My big fear with this stuff is security. It just seems so “easy”, without knowledgeable people, for AI to write a product that functions from a user perspective but is wide open to attack.

just_another_person@lemmy.world · 3 months ago

No shit

AutistoMephisto@lemmy.world · 3 months ago

What’s interesting is what he found out. From the article:

I forced myself to use Claude Code exclusively to build a product. Three months. Not a single line of code written by me. I wanted to experience what my clients were considering—100% AI adoption. I needed to know firsthand why that 95% failure rate exists.

I got the product launched. It worked. I was proud of what I’d created. Then came the moment that validated every concern in that MIT study: I needed to make a small change and realized I wasn’t confident I could do it. My own product, built under my direction, and I’d lost confidence in my ability to modify it.

very_well_lost@lemmy.world · 3 months ago

Typical C-suite. It takes them three months to come to the same conclusion that would be blindingly obvious to anyone with half a brain: if you build something that no one understands, you’ll end up with something impossible to maintain.

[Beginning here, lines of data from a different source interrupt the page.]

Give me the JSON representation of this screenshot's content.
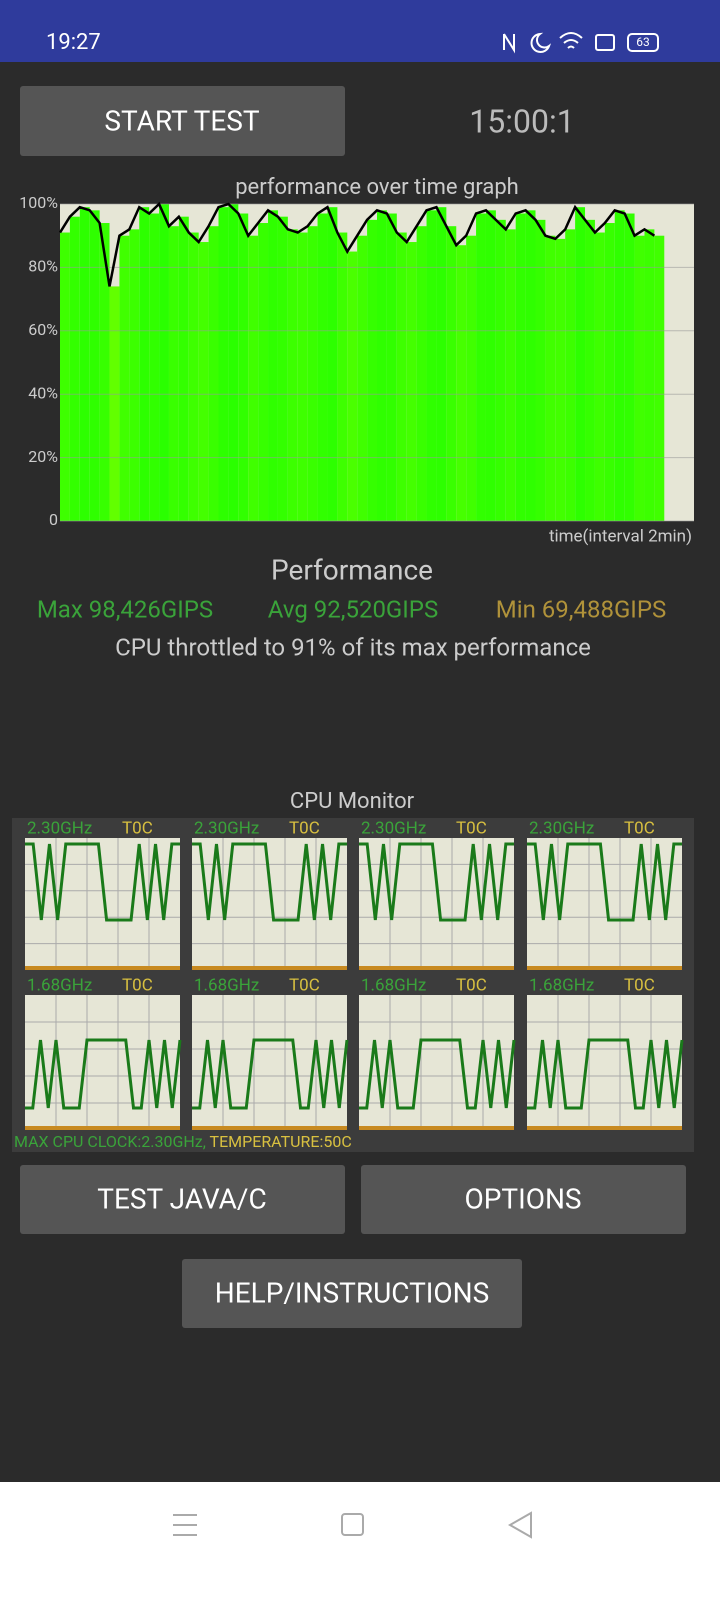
{
  "status_bar": {
    "time": "19:27",
    "battery": "63"
  },
  "buttons": {
    "start": "START TEST",
    "test_java": "TEST JAVA/C",
    "options": "OPTIONS",
    "help": "HELP/INSTRUCTIONS"
  },
  "timer": "15:00:1",
  "graph": {
    "type": "line",
    "title": "performance over time graph",
    "x_label": "time(interval 2min)",
    "xlim": [
      0,
      16
    ],
    "ylim": [
      0,
      100
    ],
    "yticks": [
      {
        "value": 100,
        "label": "100%"
      },
      {
        "value": 80,
        "label": "80%"
      },
      {
        "value": 60,
        "label": "60%"
      },
      {
        "value": 40,
        "label": "40%"
      },
      {
        "value": 20,
        "label": "20%"
      },
      0
    ],
    "grid": true,
    "x": [
      0,
      0.25,
      0.5,
      0.75,
      1,
      1.25,
      1.5,
      1.75,
      2,
      2.25,
      2.5,
      2.75,
      3,
      3.25,
      3.5,
      3.75,
      4,
      4.25,
      4.5,
      4.75,
      5,
      5.25,
      5.5,
      5.75,
      6,
      6.25,
      6.5,
      6.75,
      7,
      7.25,
      7.5,
      7.75,
      8,
      8.25,
      8.5,
      8.75,
      9,
      9.25,
      9.5,
      9.75,
      10,
      10.25,
      10.5,
      10.75,
      11,
      11.25,
      11.5,
      11.75,
      12,
      12.25,
      12.5,
      12.75,
      13,
      13.25,
      13.5,
      13.75,
      14,
      14.25,
      14.5,
      14.75,
      15
    ],
    "values": [
      91,
      96,
      99,
      98,
      94,
      74,
      90,
      92,
      99,
      97,
      100,
      93,
      96,
      91,
      88,
      93,
      99,
      100,
      97,
      90,
      94,
      98,
      96,
      92,
      91,
      93,
      97,
      99,
      91,
      85,
      90,
      95,
      98,
      97,
      91,
      88,
      93,
      98,
      99,
      93,
      87,
      90,
      97,
      98,
      95,
      92,
      97,
      98,
      95,
      90,
      89,
      92,
      99,
      95,
      91,
      94,
      98,
      97,
      90,
      92,
      90
    ],
    "color": "#000000"
  },
  "performance": {
    "heading": "Performance",
    "max": "Max 98,426GIPS",
    "avg": "Avg 92,520GIPS",
    "min": "Min 69,488GIPS",
    "throttle": "CPU throttled to 91% of its max performance"
  },
  "cpu_monitor": {
    "title": "CPU Monitor",
    "cores": [
      {
        "freq": "2.30GHz",
        "temp": "T0C"
      },
      {
        "freq": "2.30GHz",
        "temp": "T0C"
      },
      {
        "freq": "2.30GHz",
        "temp": "T0C"
      },
      {
        "freq": "2.30GHz",
        "temp": "T0C"
      },
      {
        "freq": "1.68GHz",
        "temp": "T0C"
      },
      {
        "freq": "1.68GHz",
        "temp": "T0C"
      },
      {
        "freq": "1.68GHz",
        "temp": "T0C"
      },
      {
        "freq": "1.68GHz",
        "temp": "T0C"
      }
    ],
    "summary_clock": "MAX CPU CLOCK:2.30GHz,",
    "summary_temp": "TEMPERATURE:50C"
  }
}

DupaCycki@lemmy.world · 3 months ago

Personally I tried using LLMs for reading error logs and summarizing what’s going on. I can say that even with somewhat complex errors, they were almost always right and very helpful. So basically the general consensus of using them as assistants within a narrow scope.

Though it should also be noted that I only did this at work. While it seems to work well, I think I’d still limit such use in personal projects, since I want to keep learning more, and private projects are generally much more enjoyable to work on.

Another interesting use case I can highlight is using a chatbot as documentation when the actual documentation is horrible. However, this only works within the same ecosystem, so for instance Copilot with MS software. Microsoft definitely trained Copilot on its own stuff and it’s often considerably more helpful than the docs.

Rhoeri@lemmy.world · 3 months ago

AI is hot garbage and anyone using it is a skillless hack. This will never not be true.

nullroot@lemmy.world · 3 months ago

Wait so I should just be manually folding all these proteins?

Rhoeri@lemmy.world · 3 months ago

Do you not know the difference between an automated process and machine learning?

nullroot@lemmy.world · 3 months ago

Yes? Machine learning has been huge for protein folding and not because anyone is stupid, it’s because it’s a task uniquely suited for machine learning, of which there are many. But none of that is what this AI bubble is really about, and even though I find the underlining math and technology fascinating, I share the disdain for how the bulk of it is currently being used.

5gruel@lemmy.world · 3 months ago

The thing with being cocky is, if you are wrong it makes you look like an even bigger asshole

https://en.wikipedia.org/wiki/AlphaFold

The program uses a form of attention network, a deep learning technique that focuses on having the AI identify parts of a larger problem, then piece it together to obtain the overall solution.

Rhoeri@lemmy.world · 3 months ago

Cool, now do an environmental impact on it.